To create and view Cluster Monitoring graphs for a deployment with many servers.
Collectd must be installed on the instance for monitoring to work. Most ServerTemplates include this as part of their boot phase. If yours do not, see Setting up collectd for more information.
Many RightScale customers have deployments with hundreds or even thousands of servers in them. Looking at standard monitoring graphs is not very practical for deployments with many running servers. Cluster Monitoring makes this process simpler and more effective. With Cluster Monitoring you have the ability to filter all servers in a deployment by the ServerTemplate name they used, the actual server name itself, or a Tag. You can specify a specific value to filter against, or a "*" to match against all strings. (That is, all ServerTemplate names, all server names, or all Tags.)
The following example use cases may help give you ideas on how you can better use Cluster Monitoring.
As an example, in your deployment that includes availability across the US and EU, you could "Cluster Monitor" all of your EU servers, US servers or all front end (FE) servers across both regions, given that "EU" , "US" and/or "FE" were part of your server naming convention scheme. At a glance you could see if any of these Servers struggled with low CPU idle time, too much Apache/web traffic, etc.
As another use case, if your deployment uses database sharding, you could tag each shard with a descriptive name based on account numbers. For example, tag them with this basic naming convention:
Then you would simply apply a filter by tag "shard" in order to access all Cluster Monitor graphs for your database shard servers.
Lets say you discover that a customized ServerTemplate may have developed a memory leak.

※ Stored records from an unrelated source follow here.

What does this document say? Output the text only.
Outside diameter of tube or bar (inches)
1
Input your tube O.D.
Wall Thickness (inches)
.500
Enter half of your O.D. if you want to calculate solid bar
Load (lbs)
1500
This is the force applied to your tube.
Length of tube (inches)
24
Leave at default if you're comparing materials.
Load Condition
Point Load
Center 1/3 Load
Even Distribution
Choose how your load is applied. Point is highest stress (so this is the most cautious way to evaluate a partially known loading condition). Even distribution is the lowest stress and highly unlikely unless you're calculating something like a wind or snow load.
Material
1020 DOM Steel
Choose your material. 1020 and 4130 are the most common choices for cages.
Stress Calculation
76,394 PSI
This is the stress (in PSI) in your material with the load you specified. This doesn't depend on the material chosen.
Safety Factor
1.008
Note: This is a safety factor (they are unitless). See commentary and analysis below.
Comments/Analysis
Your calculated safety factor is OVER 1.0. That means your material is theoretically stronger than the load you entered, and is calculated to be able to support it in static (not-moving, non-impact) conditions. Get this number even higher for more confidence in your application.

The suspected ServerTemplate is called "Custom PHP App". You could filter by ServerTemplate on "custom php app" and all servers based on this ServerTemplate would be viewable in your Cluster Monitoring Graphs. From there, you could step through various server graphs viewing memory data. If the server free memory graphs are sloping, you may have identified a trend that confirms your memory leak suspicions.
Note that these example use cases are in addition to configuring monitoring and Alerts with Alert Escalations, etc. That is, Cluster Monitoring does not prohibit you from setting up Alerts the way you are accustomed to any more than standard monitoring graphs do. Both are additional features, orthogonal to automated alerts and escalations.

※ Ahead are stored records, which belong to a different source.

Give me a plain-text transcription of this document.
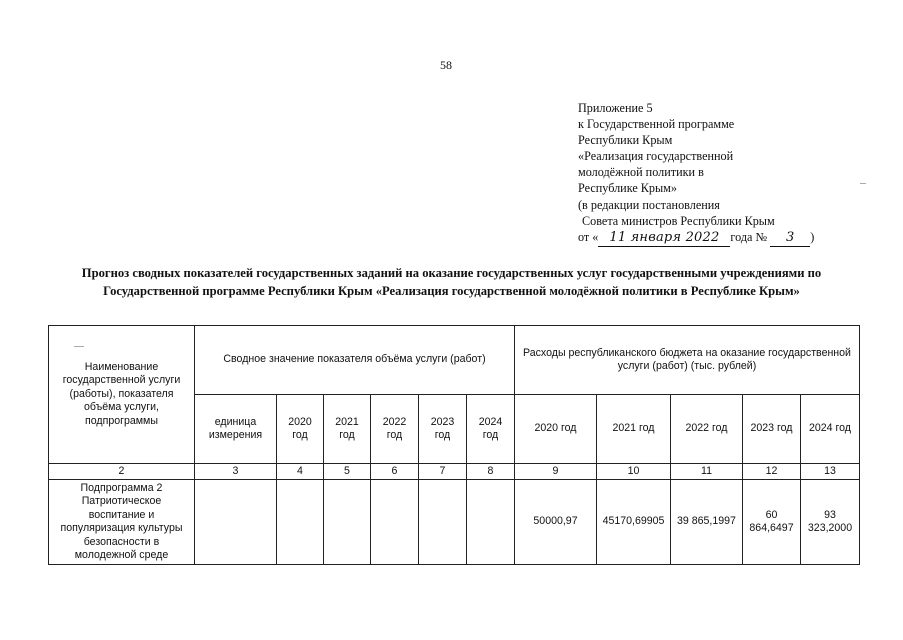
58
Приложение 5
к Государственной программе
Республики Крым
«Реализация государственной
молодёжной политики в
Республике Крым»
(в редакции постановления
Совета министров Республики Крым
от « 11 января 2022 года № 3 )
Прогноз сводных показателей государственных заданий на оказание государственных услуг государственными учреждениями по Государственной программе Республики Крым «Реализация государственной молодёжной политики в Республике Крым»
Наименование государственной услуги (работы), показателя объёма услуги, подпрограммы	Сводное значение показателя объёма услуги (работ)						Расходы республиканского бюджета на оказание государственной услуги (работ) (тыс. рублей)				
	единица измерения	2020 год	2021 год	2022 год	2023 год	2024 год	2020 год	2021 год	2022 год	2023 год	2024 год
2	3	4	5	6	7	8	9	10	11	12	13
Подпрограмма 2 Патриотическое воспитание и популяризация культуры безопасности в молодежной среде							50000,97	45170,69905	39 865,1997	60 864,6497	93 323,2000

Understanding the basic screen layout allows you to create and view Cluster Monitoring graphs more effectively. At first, the layout and various operations may not seem obvious. This brief Overview of the screen layout will help you grasp the screen and its functions more quickly. When viewing the Monitoring tab of your deployment, your main focus should be the following three areas:
A dotted line separates the three areas from each other
The design area is at the top of the Monitoring display area and is where you specify whether you want to create and display new standard graphs -OR- Cluster Monitor graphs.
The following screen shot shows the design area in the process of:
Once applied, the resulting set of servers that display Cluster Monitoring graph data is all servers in the current deployment that contain "staging" in their name.
After selecting the Apply action button, several graphs are added to the design area. The next example shows this. The key points of interest to note are:
A single server is always shown after applying a filter in the design area. In our example, this is the "Staging - Azure" server. This single server is known as the Representative Server. The screen area is too small to show all servers, so a representative server is shown, with the option of drilling down to other servers.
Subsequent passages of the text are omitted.